Measurement errors, if not accounted for, will bias the parameter estimation (Su and Peterman 2012). In this paper, we used Bayesian hierarchical measurement error model technique to analyse correlations between bodyweight and body dimension and among different types of bodyweight for over a dozen species of sea cucumbers. The relationship between various body measurements is strong and unique to each species, though similarities exist across species. The improved results contrast with studies showing a weak relationship between bodyweight and length (Guzman and Guevara 2002). The key seems to be the simultaneous measurement of length and width to characterise weight, and the use of modelling techniques that adequately deal with inherent measurement errors.

Changes in weight during processing from wet weight to gutted weight and finally dry weight are not well investigated for many ‘low value’ species which now comprise the bulk of the catch in many fisheries. A previous study that included multiple species was carried out in Torres Strait, north-east Australia (Skewes et al. 2004). In the Torres Strait study seven, six and four species were examined for weight conversion ratios between live v. gutted, gutted v. dry and live v. dry respectively. They reported that the conversion ratio (i.e. parameter β in Model 4 this paper) between wet weight and dry weight varied from 0.048 to 0.126 with a mean of 0.085 for four species (i.e. between 4.8 and 12.6% and a mean of 8.5%), between gutted and dry weight from 0.094 to 0.247 (mean = 0.181 for 6 species) and between wet weight and gutted weight from 0.0480 to 0.633 (mean = 0.528 for 7 species). The results are approximately comparable, but their values for Dry v. Wet and Gutted v. Wet relationships tend to be smaller than our estimates. Purcell et al. (2009b) studied weight change during process stages for six sea cucumber species with 7–15 individuals each. Their results are also similar to ours. The reproductive condition of the animals, handling by the fishermen of the wet product and processing methods as well as the weighing process (at sea or under controlled conditions) are all likely to influence the results and therefore some of the differences that exist in the relationships between different studies should not be unexpected. Nevertheless, the large number of species and specimens examined in our study enrich existing knowledge from limited samples (Purcell et al. 2009a).
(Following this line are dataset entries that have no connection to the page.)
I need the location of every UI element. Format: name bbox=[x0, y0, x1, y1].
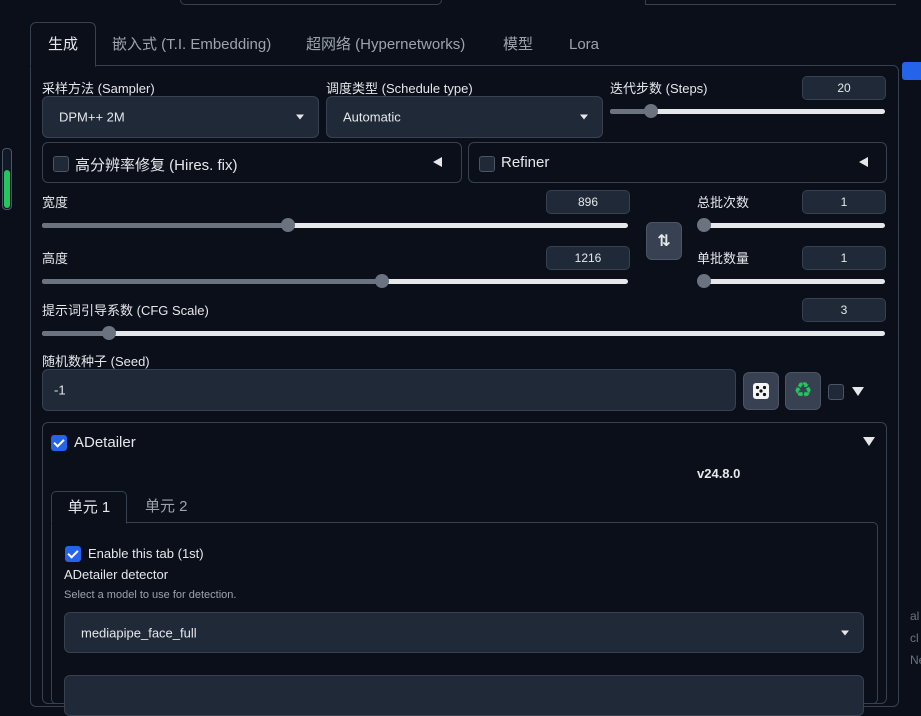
swap-dimensions-button[interactable]: ⇅ bbox=[646, 222, 682, 260]
next-dropdown-partial[interactable] bbox=[64, 675, 864, 716]
adetailer-title[interactable]: ADetailer bbox=[74, 434, 136, 451]
reuse-seed-button[interactable]: ♻ bbox=[785, 372, 821, 410]
progress-bar bbox=[2, 148, 12, 210]
refiner-checkbox[interactable] bbox=[479, 156, 495, 172]
enable-tab-label: Enable this tab (1st) bbox=[88, 546, 204, 561]
progress-fill bbox=[4, 170, 10, 208]
sampler-value: DPM++ 2M bbox=[59, 109, 125, 125]
height-label: 高度 bbox=[42, 251, 69, 266]
seed-value: -1 bbox=[54, 382, 66, 398]
detector-hint: Select a model to use for detection. bbox=[64, 589, 237, 601]
batch-size-slider-thumb[interactable] bbox=[697, 274, 711, 288]
refiner-label: Refiner bbox=[501, 154, 550, 171]
batch-count-input[interactable]: 1 bbox=[802, 190, 886, 214]
batch-size-input[interactable]: 1 bbox=[802, 246, 886, 270]
width-input[interactable]: 896 bbox=[546, 190, 630, 214]
steps-input[interactable]: 20 bbox=[802, 76, 886, 100]
tab-unit-1[interactable]: 单元 1 bbox=[51, 491, 127, 524]
adetailer-collapse-icon[interactable] bbox=[863, 437, 875, 446]
adetailer-version: v24.8.0 bbox=[697, 466, 741, 481]
cfg-slider[interactable] bbox=[42, 326, 885, 340]
batch-count-slider[interactable] bbox=[697, 218, 885, 232]
random-seed-button[interactable] bbox=[743, 372, 779, 410]
hires-fix-label: 高分辨率修复 (Hires. fix) bbox=[75, 157, 238, 174]
steps-slider-thumb[interactable] bbox=[644, 104, 659, 118]
chevron-down-icon bbox=[296, 114, 304, 120]
seed-input[interactable]: -1 bbox=[42, 369, 736, 411]
chevron-down-icon bbox=[580, 114, 588, 120]
refiner-accordion[interactable]: Refiner bbox=[468, 142, 887, 183]
hires-fix-accordion[interactable]: 高分辨率修复 (Hires. fix) bbox=[42, 142, 462, 183]
adetailer-checkbox[interactable] bbox=[51, 435, 67, 451]
batch-count-label: 总批次数 bbox=[697, 195, 750, 210]
collapse-arrow-icon[interactable] bbox=[433, 157, 442, 167]
batch-count-slider-thumb[interactable] bbox=[697, 218, 711, 232]
tab-hypernetworks[interactable]: 超网络 (Hypernetworks) bbox=[306, 24, 465, 65]
steps-label: 迭代步数 (Steps) bbox=[610, 81, 708, 96]
height-slider[interactable] bbox=[42, 274, 628, 288]
tab-model[interactable]: 模型 bbox=[503, 24, 533, 65]
enable-tab-checkbox[interactable] bbox=[65, 546, 81, 562]
chevron-down-icon bbox=[841, 630, 849, 635]
detector-dropdown[interactable]: mediapipe_face_full bbox=[64, 612, 864, 653]
steps-slider[interactable] bbox=[610, 104, 885, 118]
recycle-icon: ♻ bbox=[793, 379, 813, 402]
extra-seed-checkbox[interactable] bbox=[828, 384, 844, 400]
extra-seed-expand-icon[interactable] bbox=[852, 387, 864, 396]
schedule-label: 调度类型 (Schedule type) bbox=[326, 81, 473, 96]
tab-unit-2[interactable]: 单元 2 bbox=[145, 491, 188, 522]
width-slider[interactable] bbox=[42, 218, 628, 232]
side-text-2: cl bbox=[910, 631, 919, 645]
batch-size-label: 单批数量 bbox=[697, 251, 750, 266]
dice-icon bbox=[753, 383, 769, 399]
schedule-value: Automatic bbox=[343, 109, 401, 125]
detector-value: mediapipe_face_full bbox=[81, 625, 197, 640]
cfg-input[interactable]: 3 bbox=[802, 298, 886, 322]
side-text-1: al bbox=[910, 609, 920, 623]
detector-label: ADetailer detector bbox=[64, 567, 169, 582]
sampler-dropdown[interactable]: DPM++ 2M bbox=[42, 96, 319, 138]
swap-icon: ⇅ bbox=[657, 233, 671, 250]
tab-embedding[interactable]: 嵌入式 (T.I. Embedding) bbox=[112, 24, 271, 65]
tab-generate[interactable]: 生成 bbox=[30, 22, 96, 67]
schedule-dropdown[interactable]: Automatic bbox=[326, 96, 603, 138]
height-input[interactable]: 1216 bbox=[546, 246, 630, 270]
width-label: 宽度 bbox=[42, 195, 69, 210]
collapse-arrow-icon[interactable] bbox=[859, 157, 868, 167]
seed-label: 随机数种子 (Seed) bbox=[42, 354, 150, 369]
top-field-remnant bbox=[645, 0, 896, 5]
height-slider-thumb[interactable] bbox=[374, 274, 389, 288]
right-blue-marker[interactable] bbox=[902, 62, 921, 80]
cfg-label: 提示词引导系数 (CFG Scale) bbox=[42, 303, 209, 318]
tab-lora[interactable]: Lora bbox=[569, 24, 599, 65]
width-slider-thumb[interactable] bbox=[281, 218, 296, 232]
batch-size-slider[interactable] bbox=[697, 274, 885, 288]
top-toolbar-remnant bbox=[180, 0, 442, 5]
side-text-3: Ne bbox=[910, 653, 921, 667]
hires-fix-checkbox[interactable] bbox=[53, 156, 69, 172]
cfg-slider-thumb[interactable] bbox=[102, 326, 117, 340]
sampler-label: 采样方法 (Sampler) bbox=[42, 81, 155, 96]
Sound fisheries management requires a range of information. Biological parameters, including growth, natural mortality, age or size structure, reproduction, abundance, etc., are typical input parameters for stock assessments. Our results suggest that the relationship between wet weight, dry weight and gutted weight are strong enough to be able to measure any of these forms and convert the weights to a single, consistent measurement. We provide these relationships for a large number of species that are not well studied, but are extensively exploited in waters to the north of Australia. Given the quantification of these relationships, the opportunity now exists to access and translate sea cucumber harvest data for a wide range of exploited species from an equally wide range of access points; fishing boats, processing areas and from the final product at first point of sale and further along the value chain regional markets. The results in this paper will become fundamental information for quantitative stock analysis where biological reference points and associated fisheries measures can be estimated.